Abstract

Clinical presentation: A 48 year old African American female was referred to our GI clinic after undergoing an exhaustive series of tests for the work up of chronic diarrhea, upper abdominal pain and microcytic anemia for 2 years. Workup performed by her physicians included negative stool studies, normal ultrasound and MRI of abdomen, upper endoscopy (EGD) that revealed nonerosive gastritis, and a colonoscopy that revealed diverticulosis. She was then referred to our GI clinic for her chronic symptoms and recent abnormal liver enzymes. Her past medical history was significant only for dysmenorrhea. She was not on any medications. She was neither an alcoholic nor a tobacco user. She denied any pertinent family history, nausea, vomiting, hematochezia, or melena. She did report an involuntary weight loss. The physical exam was benign except for a palpable, nontender liver and mild epigastric tenderness. No lymphadenopathy or stigmata of chronic liver disease were appreciated. Laboratory findings included mild microcytic anemia, elevated transaminases (ALT/AST=55/63 iu/l), alkaline phosphatase (501 iu/l) and GGT (495 iu/l). Further laboratory testing revealed a negative HIV test, negative Hepatitis serology, negative autoimmune markers and negative IBD serology panel.

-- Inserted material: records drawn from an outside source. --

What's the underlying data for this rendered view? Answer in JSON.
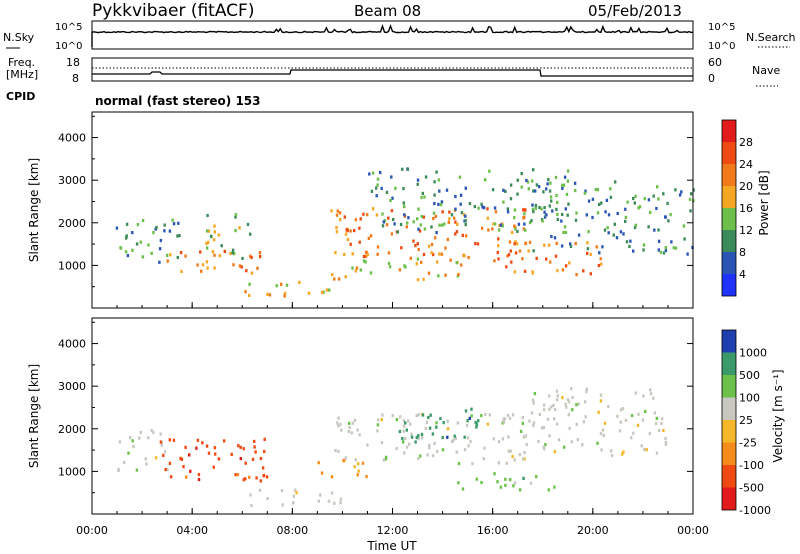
{
  "header": {
    "station": "Pykkvibaer (fitACF)",
    "beam": "Beam 08",
    "date": "05/Feb/2013"
  },
  "noise_panel": {
    "left_label": "N.Sky",
    "right_label": "N.Search",
    "left_ticks": [
      "10^5",
      "10^0"
    ],
    "right_ticks": [
      "10^5",
      "10^0"
    ]
  },
  "freq_panel": {
    "left_label_top": "Freq.",
    "left_label_bottom": "[MHz]",
    "right_label": "Nave",
    "left_ticks": [
      "18",
      "8"
    ],
    "right_ticks": [
      "60",
      "0"
    ]
  },
  "cpid": {
    "label": "CPID",
    "text": "normal (fast stereo) 153"
  },
  "colors": {
    "power_scale": [
      "#1f32ff",
      "#2a55b5",
      "#3b8a5a",
      "#6cbf4a",
      "#f5a623",
      "#f27a1a",
      "#ef4a12",
      "#e31a1c"
    ],
    "velocity_scale": [
      "#e31a1c",
      "#ef4a12",
      "#f58b1a",
      "#f5b72a",
      "#c8c8c0",
      "#6cc14a",
      "#3a9a6a",
      "#1f3fae"
    ],
    "noise_line": "#000000"
  },
  "chart_data": [
    {
      "type": "heatmap",
      "name": "power",
      "xlabel": "",
      "ylabel": "Slant Range [km]",
      "ylim": [
        0,
        4600
      ],
      "y_ticks": [
        "1000",
        "2000",
        "3000",
        "4000"
      ],
      "x_ticks": [
        "00:00",
        "04:00",
        "08:00",
        "12:00",
        "16:00",
        "20:00",
        "00:00"
      ],
      "colorbar": {
        "label": "Power [dB]",
        "ticks": [
          "4",
          "8",
          "12",
          "16",
          "20",
          "24",
          "28"
        ]
      },
      "scatter_bands": [
        {
          "t": [
            0.5,
            3.5
          ],
          "r": [
            1100,
            2100
          ],
          "level": 12
        },
        {
          "t": [
            2.5,
            6.8
          ],
          "r": [
            850,
            1400
          ],
          "level": 24
        },
        {
          "t": [
            4.5,
            6.5
          ],
          "r": [
            1200,
            2300
          ],
          "level": 16
        },
        {
          "t": [
            6.0,
            9.5
          ],
          "r": [
            300,
            700
          ],
          "level": 20
        },
        {
          "t": [
            9.5,
            17.5
          ],
          "r": [
            1200,
            2400
          ],
          "level": 24
        },
        {
          "t": [
            9.5,
            15.0
          ],
          "r": [
            700,
            1200
          ],
          "level": 20
        },
        {
          "t": [
            11.0,
            19.0
          ],
          "r": [
            1800,
            3300
          ],
          "level": 12
        },
        {
          "t": [
            16.0,
            20.5
          ],
          "r": [
            800,
            1600
          ],
          "level": 24
        },
        {
          "t": [
            17.5,
            24.0
          ],
          "r": [
            1300,
            3000
          ],
          "level": 12
        }
      ]
    },
    {
      "type": "heatmap",
      "name": "velocity",
      "xlabel": "Time UT",
      "ylabel": "Slant Range [km]",
      "ylim": [
        0,
        4600
      ],
      "y_ticks": [
        "1000",
        "2000",
        "3000",
        "4000"
      ],
      "x_ticks": [
        "00:00",
        "04:00",
        "08:00",
        "12:00",
        "16:00",
        "20:00",
        "00:00"
      ],
      "colorbar": {
        "label": "Velocity [m s⁻¹]",
        "ticks": [
          "1000",
          "500",
          "100",
          "25",
          "-25",
          "-100",
          "-500",
          "-1000"
        ]
      },
      "scatter_bands": [
        {
          "t": [
            1.0,
            3.0
          ],
          "r": [
            1000,
            2000
          ],
          "v": -25
        },
        {
          "t": [
            2.5,
            7.0
          ],
          "r": [
            800,
            1800
          ],
          "v": -500
        },
        {
          "t": [
            6.0,
            10.0
          ],
          "r": [
            200,
            600
          ],
          "v": -25
        },
        {
          "t": [
            9.0,
            11.0
          ],
          "r": [
            800,
            1300
          ],
          "v": -100
        },
        {
          "t": [
            9.5,
            17.5
          ],
          "r": [
            1200,
            2400
          ],
          "v": -25
        },
        {
          "t": [
            14.5,
            18.5
          ],
          "r": [
            600,
            1000
          ],
          "v": 100
        },
        {
          "t": [
            17.5,
            23.0
          ],
          "r": [
            1400,
            3000
          ],
          "v": -25
        },
        {
          "t": [
            12.0,
            15.5
          ],
          "r": [
            1700,
            2500
          ],
          "v": 500
        }
      ]
    }
  ]
}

However, ACE level (104 iu/l) and ESR (64 mm) were elevated. Chest X-Ray revealed bilateral hilar lymphadenopathy. A repeat colonoscopy was unremarkable and random biopsies were non-diagnostic. A repeat EGD revealed mild gastritis. Biopsies of the gastric mucosa revealed multiple non-caseating granulomas and marked acute and chronic pititis. It also revealed H. pylori organisms. AFB and GMS stains were negative for acid fast and fungal organisms, respectively. In the presence of high ACE levels, cholestatic liver enzyme pattern, gastric noncaseating granulomas and hilar lymphadenopathy, a diagnosis of gastric sarcoidosis was made.